This is interesting.
First guess
My first guess would be that gcc's loop unroll analysis expects the addition case to benefit less from loop unrolling because s
grows more slowly.
I experiment on the following code:
#include <stdio.h>
int main(int argc, char **args) {
int s;
int w = 255;
for (s = 1; s < 32; s = s * 2)
{
w = w ^ (w >> s);
}
printf("%d", w); // To prevent everything from being optimized away
return 0;
}
And another version that is the same except the loop has s = s + s
. I find that gcc 4.9.2 unrolls the loop in the multiplicative version but not the additive one. This is compiling with
gcc -S -O3 test.c
So my first guess is that gcc assumes the additive version, if unrolled, would result in more bytes of code that fit in the icache and therefore does not optimize. However, changing the loop condition from s < 32
to s < 4
in the additive version still doesn't result in an optimization, even though it seems gcc should easily recognize that there are very few iterations of the loop.
My next attempt (going back to s < 32
as the condition) is to explicitly tell gcc to unroll loops up to 100 times:
gcc -S -O3 -fverbose-asm --param max-unroll-times=100 test.c
This still produces a loop in the assembly. Trying to allow more instructions in unrolled loops with --param max-unrolled-insns retains the loop as well. Therefore, we can pretty much eliminate the possibility that gcc thinks it's inefficient to unroll.
Interestingly, trying to compile with clang at -O3
immediately unrolls the loop. clang is known to unroll more aggressively, but this doesn't seem like a satisfying answer.
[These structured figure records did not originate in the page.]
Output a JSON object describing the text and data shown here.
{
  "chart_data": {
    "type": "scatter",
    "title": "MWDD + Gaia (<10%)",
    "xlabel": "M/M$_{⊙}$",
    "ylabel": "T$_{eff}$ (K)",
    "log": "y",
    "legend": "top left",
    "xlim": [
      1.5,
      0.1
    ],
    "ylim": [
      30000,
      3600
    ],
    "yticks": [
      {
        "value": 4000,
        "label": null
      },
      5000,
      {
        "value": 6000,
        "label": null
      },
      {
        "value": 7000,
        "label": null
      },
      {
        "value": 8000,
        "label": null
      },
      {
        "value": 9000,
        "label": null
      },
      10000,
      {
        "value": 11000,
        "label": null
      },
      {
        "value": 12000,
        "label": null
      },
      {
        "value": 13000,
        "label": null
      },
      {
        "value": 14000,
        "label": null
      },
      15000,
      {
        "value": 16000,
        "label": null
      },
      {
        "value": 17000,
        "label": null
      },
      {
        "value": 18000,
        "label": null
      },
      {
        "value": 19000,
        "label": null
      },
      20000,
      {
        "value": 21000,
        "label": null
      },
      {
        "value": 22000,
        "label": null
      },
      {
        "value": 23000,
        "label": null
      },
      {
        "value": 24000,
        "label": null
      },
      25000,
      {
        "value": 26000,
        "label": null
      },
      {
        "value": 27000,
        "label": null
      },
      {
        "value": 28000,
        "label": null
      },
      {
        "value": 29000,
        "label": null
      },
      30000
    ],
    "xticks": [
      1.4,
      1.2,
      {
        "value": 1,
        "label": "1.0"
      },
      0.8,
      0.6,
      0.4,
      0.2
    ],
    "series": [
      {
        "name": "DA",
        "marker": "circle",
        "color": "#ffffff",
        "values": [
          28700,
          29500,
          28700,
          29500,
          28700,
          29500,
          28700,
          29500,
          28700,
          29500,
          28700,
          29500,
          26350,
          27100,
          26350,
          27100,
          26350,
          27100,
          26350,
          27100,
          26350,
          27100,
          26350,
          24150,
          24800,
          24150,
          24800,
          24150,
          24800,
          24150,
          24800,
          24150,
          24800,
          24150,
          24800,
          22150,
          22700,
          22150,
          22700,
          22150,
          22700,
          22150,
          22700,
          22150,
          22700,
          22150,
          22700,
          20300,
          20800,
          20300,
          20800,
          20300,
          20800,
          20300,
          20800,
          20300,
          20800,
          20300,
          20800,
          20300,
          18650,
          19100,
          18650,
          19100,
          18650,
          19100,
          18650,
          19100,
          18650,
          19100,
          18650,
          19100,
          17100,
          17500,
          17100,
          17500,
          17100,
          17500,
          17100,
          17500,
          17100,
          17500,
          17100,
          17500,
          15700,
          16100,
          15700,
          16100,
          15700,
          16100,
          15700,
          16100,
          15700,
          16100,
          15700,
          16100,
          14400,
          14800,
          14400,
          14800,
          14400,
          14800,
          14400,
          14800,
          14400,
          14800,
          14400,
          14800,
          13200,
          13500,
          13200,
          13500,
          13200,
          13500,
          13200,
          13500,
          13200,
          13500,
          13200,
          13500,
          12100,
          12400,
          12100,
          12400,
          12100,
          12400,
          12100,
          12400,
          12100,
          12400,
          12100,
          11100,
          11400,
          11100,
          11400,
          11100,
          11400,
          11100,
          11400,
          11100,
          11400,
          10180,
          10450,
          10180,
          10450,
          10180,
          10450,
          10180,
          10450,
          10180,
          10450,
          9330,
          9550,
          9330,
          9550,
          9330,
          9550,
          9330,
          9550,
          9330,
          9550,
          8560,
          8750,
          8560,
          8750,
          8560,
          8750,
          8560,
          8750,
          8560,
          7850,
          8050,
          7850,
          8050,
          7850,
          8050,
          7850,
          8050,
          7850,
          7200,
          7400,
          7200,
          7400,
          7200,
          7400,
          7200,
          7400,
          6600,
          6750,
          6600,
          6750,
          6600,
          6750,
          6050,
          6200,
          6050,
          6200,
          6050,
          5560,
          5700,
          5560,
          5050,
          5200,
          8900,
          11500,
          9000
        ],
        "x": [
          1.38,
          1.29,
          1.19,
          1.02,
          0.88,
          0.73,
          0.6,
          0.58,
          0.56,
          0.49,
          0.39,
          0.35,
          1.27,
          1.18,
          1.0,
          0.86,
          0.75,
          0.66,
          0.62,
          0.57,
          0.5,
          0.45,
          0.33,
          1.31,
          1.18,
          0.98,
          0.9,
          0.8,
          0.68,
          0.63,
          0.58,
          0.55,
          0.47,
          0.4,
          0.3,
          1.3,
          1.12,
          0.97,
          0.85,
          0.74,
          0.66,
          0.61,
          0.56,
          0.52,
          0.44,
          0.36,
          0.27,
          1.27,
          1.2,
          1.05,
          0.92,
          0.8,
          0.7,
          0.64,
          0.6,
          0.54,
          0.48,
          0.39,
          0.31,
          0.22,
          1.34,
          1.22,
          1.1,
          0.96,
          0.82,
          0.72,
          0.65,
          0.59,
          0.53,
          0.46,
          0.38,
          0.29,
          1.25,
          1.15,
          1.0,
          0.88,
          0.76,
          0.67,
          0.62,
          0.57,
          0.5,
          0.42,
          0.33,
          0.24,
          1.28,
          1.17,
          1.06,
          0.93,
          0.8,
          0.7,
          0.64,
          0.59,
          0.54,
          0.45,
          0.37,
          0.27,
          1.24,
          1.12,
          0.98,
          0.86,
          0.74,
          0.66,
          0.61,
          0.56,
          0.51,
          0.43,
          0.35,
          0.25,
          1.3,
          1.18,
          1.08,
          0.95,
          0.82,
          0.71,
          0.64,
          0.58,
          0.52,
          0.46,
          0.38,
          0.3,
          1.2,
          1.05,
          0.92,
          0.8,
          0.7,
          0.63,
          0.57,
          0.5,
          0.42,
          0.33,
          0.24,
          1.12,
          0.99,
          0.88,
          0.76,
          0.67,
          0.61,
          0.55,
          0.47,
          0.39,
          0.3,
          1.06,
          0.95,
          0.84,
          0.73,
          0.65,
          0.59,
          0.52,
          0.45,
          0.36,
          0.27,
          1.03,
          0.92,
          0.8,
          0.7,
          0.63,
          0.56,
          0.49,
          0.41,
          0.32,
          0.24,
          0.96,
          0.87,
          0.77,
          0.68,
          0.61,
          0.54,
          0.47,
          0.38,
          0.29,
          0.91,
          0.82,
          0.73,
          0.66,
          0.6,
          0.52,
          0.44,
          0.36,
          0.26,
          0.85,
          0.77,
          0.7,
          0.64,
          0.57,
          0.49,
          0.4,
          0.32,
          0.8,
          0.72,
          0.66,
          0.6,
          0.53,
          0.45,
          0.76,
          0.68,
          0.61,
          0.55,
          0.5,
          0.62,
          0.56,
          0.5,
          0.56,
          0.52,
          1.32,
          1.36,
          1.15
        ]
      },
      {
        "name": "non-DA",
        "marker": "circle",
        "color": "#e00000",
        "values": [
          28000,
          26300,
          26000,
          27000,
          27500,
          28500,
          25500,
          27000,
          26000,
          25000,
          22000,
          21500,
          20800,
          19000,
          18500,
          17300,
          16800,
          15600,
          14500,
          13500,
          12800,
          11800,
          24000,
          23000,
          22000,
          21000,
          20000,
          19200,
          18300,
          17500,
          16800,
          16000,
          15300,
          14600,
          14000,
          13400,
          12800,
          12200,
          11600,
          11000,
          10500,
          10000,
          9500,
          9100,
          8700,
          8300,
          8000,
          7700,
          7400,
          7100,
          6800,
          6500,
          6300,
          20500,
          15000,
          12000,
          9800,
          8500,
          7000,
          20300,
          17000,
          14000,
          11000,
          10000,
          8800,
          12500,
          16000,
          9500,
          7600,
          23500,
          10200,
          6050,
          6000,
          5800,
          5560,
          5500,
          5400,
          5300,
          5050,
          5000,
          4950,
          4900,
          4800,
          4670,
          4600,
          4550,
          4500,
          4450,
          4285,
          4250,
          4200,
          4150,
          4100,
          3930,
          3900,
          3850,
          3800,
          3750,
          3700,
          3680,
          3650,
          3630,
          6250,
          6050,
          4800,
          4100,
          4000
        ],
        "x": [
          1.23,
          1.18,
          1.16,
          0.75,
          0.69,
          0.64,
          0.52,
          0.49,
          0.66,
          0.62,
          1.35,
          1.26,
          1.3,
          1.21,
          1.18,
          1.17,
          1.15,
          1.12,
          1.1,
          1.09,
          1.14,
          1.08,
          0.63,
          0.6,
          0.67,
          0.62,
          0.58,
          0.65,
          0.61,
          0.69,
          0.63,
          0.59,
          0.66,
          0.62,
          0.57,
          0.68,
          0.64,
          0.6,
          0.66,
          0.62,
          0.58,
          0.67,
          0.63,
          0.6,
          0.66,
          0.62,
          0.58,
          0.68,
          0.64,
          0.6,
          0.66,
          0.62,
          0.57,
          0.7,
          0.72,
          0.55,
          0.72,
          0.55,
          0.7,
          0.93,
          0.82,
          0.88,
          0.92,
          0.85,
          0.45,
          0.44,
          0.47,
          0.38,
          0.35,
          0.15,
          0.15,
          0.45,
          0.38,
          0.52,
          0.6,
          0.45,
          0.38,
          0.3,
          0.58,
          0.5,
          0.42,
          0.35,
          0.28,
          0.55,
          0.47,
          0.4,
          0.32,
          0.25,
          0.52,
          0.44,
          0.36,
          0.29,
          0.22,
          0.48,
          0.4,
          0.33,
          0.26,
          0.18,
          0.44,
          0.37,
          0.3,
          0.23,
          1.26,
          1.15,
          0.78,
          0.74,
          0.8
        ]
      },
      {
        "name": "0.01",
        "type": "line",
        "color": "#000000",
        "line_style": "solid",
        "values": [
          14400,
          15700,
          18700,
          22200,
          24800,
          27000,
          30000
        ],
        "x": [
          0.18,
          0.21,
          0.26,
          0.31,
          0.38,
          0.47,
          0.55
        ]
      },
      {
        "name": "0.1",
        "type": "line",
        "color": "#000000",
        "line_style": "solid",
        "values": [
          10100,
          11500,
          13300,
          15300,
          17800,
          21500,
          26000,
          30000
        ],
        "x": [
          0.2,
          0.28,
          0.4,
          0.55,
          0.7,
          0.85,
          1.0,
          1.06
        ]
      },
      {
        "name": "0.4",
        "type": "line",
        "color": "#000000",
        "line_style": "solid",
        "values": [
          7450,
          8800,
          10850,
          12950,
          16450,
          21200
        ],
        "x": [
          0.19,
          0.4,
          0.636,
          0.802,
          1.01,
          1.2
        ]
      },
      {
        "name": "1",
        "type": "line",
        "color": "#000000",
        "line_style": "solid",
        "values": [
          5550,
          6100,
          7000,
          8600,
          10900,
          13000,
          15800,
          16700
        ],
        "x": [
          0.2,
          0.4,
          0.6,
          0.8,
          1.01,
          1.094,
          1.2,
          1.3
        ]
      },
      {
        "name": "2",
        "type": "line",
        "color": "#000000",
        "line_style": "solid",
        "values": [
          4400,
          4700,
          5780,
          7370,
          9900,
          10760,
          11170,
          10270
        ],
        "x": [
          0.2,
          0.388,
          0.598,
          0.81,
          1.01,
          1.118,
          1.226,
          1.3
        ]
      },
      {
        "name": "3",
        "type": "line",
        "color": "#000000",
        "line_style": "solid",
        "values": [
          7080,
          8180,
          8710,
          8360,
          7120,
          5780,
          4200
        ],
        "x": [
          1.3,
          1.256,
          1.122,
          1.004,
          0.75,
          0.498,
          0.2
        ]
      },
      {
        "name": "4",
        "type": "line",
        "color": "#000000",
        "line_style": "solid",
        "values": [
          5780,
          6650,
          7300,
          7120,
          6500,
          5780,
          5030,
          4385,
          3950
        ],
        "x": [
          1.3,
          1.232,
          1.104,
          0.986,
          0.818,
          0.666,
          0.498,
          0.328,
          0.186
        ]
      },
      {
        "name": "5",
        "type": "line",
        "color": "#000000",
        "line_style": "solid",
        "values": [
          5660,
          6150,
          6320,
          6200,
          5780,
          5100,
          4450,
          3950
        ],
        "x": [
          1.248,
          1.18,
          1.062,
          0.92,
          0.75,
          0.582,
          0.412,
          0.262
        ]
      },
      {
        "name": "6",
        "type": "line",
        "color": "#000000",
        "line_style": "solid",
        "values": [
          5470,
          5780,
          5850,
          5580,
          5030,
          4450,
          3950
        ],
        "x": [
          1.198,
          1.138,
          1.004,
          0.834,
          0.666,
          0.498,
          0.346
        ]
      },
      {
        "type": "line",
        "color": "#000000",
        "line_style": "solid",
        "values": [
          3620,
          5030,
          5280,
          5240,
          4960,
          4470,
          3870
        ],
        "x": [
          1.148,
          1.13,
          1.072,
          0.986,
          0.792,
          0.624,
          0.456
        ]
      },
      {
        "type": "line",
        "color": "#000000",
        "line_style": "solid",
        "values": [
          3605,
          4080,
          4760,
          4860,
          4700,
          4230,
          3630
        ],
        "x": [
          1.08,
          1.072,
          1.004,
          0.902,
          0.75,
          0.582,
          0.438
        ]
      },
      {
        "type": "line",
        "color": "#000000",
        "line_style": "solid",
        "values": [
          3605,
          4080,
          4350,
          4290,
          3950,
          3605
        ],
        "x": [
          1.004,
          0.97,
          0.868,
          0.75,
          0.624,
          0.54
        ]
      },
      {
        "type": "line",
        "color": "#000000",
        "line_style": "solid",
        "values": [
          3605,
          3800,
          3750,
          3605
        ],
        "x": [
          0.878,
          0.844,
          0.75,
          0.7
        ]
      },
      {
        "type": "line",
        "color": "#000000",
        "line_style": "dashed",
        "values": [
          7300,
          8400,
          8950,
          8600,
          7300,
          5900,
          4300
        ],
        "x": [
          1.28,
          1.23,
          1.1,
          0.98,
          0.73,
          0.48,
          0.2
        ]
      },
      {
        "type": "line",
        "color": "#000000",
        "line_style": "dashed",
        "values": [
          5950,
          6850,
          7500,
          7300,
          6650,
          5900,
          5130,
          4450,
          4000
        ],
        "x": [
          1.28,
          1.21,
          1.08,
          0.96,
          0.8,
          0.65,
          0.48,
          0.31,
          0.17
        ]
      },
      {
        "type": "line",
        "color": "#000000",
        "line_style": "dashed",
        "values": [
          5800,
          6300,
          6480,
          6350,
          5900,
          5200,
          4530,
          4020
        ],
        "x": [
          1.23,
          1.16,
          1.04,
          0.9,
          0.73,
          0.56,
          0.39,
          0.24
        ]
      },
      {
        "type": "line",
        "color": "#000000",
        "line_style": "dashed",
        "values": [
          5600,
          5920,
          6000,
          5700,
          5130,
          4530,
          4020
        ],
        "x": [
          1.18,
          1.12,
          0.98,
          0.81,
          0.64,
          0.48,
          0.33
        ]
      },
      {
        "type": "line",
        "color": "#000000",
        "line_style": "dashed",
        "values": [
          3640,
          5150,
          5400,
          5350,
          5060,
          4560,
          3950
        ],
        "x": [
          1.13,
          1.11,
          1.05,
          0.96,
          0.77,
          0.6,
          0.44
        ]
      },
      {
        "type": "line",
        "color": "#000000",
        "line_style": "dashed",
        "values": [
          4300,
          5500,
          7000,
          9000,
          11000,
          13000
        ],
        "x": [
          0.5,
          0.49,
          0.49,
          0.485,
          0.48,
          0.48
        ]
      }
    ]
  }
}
I can get gcc to unroll the additive loop by making it add a constant and not s
itself, that is, I do s = s + 2
. Then the loop unrolls.
Second guess
That leads to me theorize that gcc is unable to understand how many iterations the loop will run for (necessary for unrolling) if the loop's increase value depends on the counter's value more than once. I change the loop as follows:
for (s = 2; s < 32; s = s*s)
And it does not unroll with gcc, while clang unrolls it. So my best guess, in the end, is that gcc fails to calculate the number of iterations when the loop's increment statement is of the form s = s (op) s
.